What Happens When You're Falsely Accused of Rape

It’s horrible to hear what happened to you.

False accusations truly wreck lives.

I’m in favour of anonymity for both sides, at least 'til conviction.

cough cough

…the new idea, please?

Unfortunately, to a certain extent, justice often clashes with justice. That is to say, measures taken to prevent innocent people from being convicted often have the effect of making it easier for guilty people to get off scot-free.
This is why rape victims’ advocates and innocent-but-falsely-accused’ advocates will be perpetually clashing with each other. They’re both fighting for justice in a way that is, unfortunately, inadvertently conflicting at times.

No, they aren’t.

Rape is always going to be largely unconvictable in a court of law. It is, by nature, hard to prove beyond a reasonable doubt. Most anti-rape organizations are not focusing much on legal aspects (the part that would come into conflict with the false-accusation activists.) They focus on awareness, prevention, services and stigma reduction-- none of which have any inherent conflict.

The reason why anti-rape organizations generally aren’t super interested in working with the false-accusation people are the same reason they aren’t working on animal rights or anti-tracking. They are different issues, with different stakeholders. It doesn’t help that a percent of the false-accusation people are MRA types with an agenda. But mostly, these are just different things with different solutions.

Am I the only one who caught the part where the OP was the woman’s Teaching Assistant? I don’t know what university this was, but if it had been my university, by the early 1990s, that would be considered a breach of ethics, and he would be fired even if the woman insisted the sex was consensual.

That may not have been the case at his school, because the early 90s was exactly when universities were adopting such policies in droves (albeit, a few had them long before). We don’t have the woman’s side of the story, but I can’t help wondering if in the interim between her “consent,” and accusation, someone clued her into what the school’s policy was.

Anyway, regarding that 8%: how many are outright made-up stories, where there either was no sex act, or it was entirely consensual, and how many are misidentifications? Many of the people in prison who have been freed by The Innocence Project are people who were falsely identified, because the victim or a witness simply made a mistake, and years later, DNA evidence exonerated the person who was convicted. In the few cases where the real rapist was arrested later, the two men (the falsely convicted man, and the real rapist) do resemble each other. Further, these are cases where the fact of the rape is not in question. There are photographs of bruises on the victim, and emergency room doctors who will testify that she was forced.

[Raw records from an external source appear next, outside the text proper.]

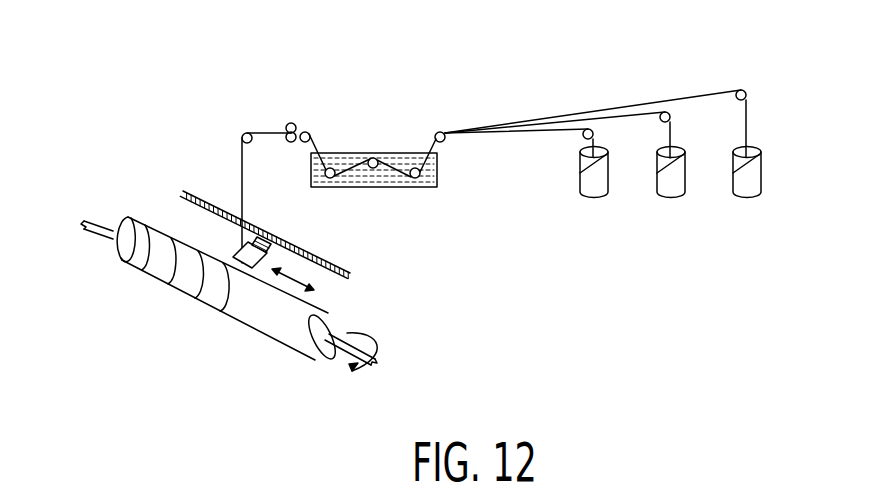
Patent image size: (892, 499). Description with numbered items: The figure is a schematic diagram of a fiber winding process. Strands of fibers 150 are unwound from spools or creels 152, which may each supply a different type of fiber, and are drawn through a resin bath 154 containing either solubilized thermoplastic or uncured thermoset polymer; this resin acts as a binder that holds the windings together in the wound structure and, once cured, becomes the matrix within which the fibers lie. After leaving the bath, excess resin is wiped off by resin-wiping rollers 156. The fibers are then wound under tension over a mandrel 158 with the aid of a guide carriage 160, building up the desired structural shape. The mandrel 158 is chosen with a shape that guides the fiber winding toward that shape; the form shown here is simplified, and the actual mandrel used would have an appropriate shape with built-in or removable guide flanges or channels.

The strands of fibers 150 is at (692, 95).
The spools or creels 152 is at (743, 207).
The resin bath 154 is at (390, 157).
The resin-wiping rollers 156 is at (288, 127).
The mandrel 158 is at (275, 318).
The guide carriage 160 is at (282, 248).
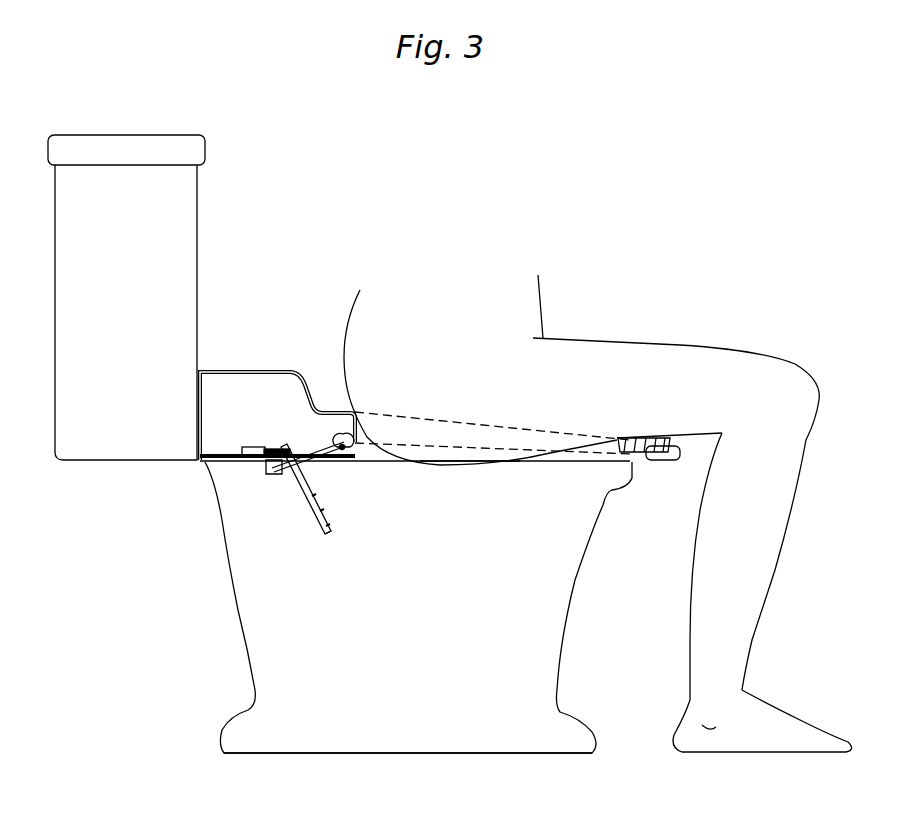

This is without asking how you even arrive at 8%. Is it DNA exonerations, plus recantations? Is it acquittals of all cases that are adjudicated some way (not just trials, but also plea bargains), or is it cases where the charges are dropped because there is not enough evidence?

I read a meta-analysis that tried to determine numbers of false claims, but it included women who told other people, but did not go to the authorities. The number 8% doesn’t sound like what I remember. I read a print and ink study, though, that I haven’t been able to locate again.

Exactly. They’re two organically dissimilar phenomena–the OP is setting them up with a false equivalency. The reasons behind false accusations are not simply the flip side of the reasons leading to rape.

My idea is pretty simple: treat rape like all other crimes.

A simple he-said-she-said, absent physical evidence or eyewitness testimony, is simply not sufficient to convict anyone of any crime.

And also, perhaps more importantly, our society needs to stop assuming you’re a rapist just because someone accused you of rape.

And, controversially perhaps, a known false accuser should serve time. That is, if law enforcement can prove you lied or if you admit to lying about accusations of rape, you should be harshly punished. A slap on the wrist does not a lost reputation make up for.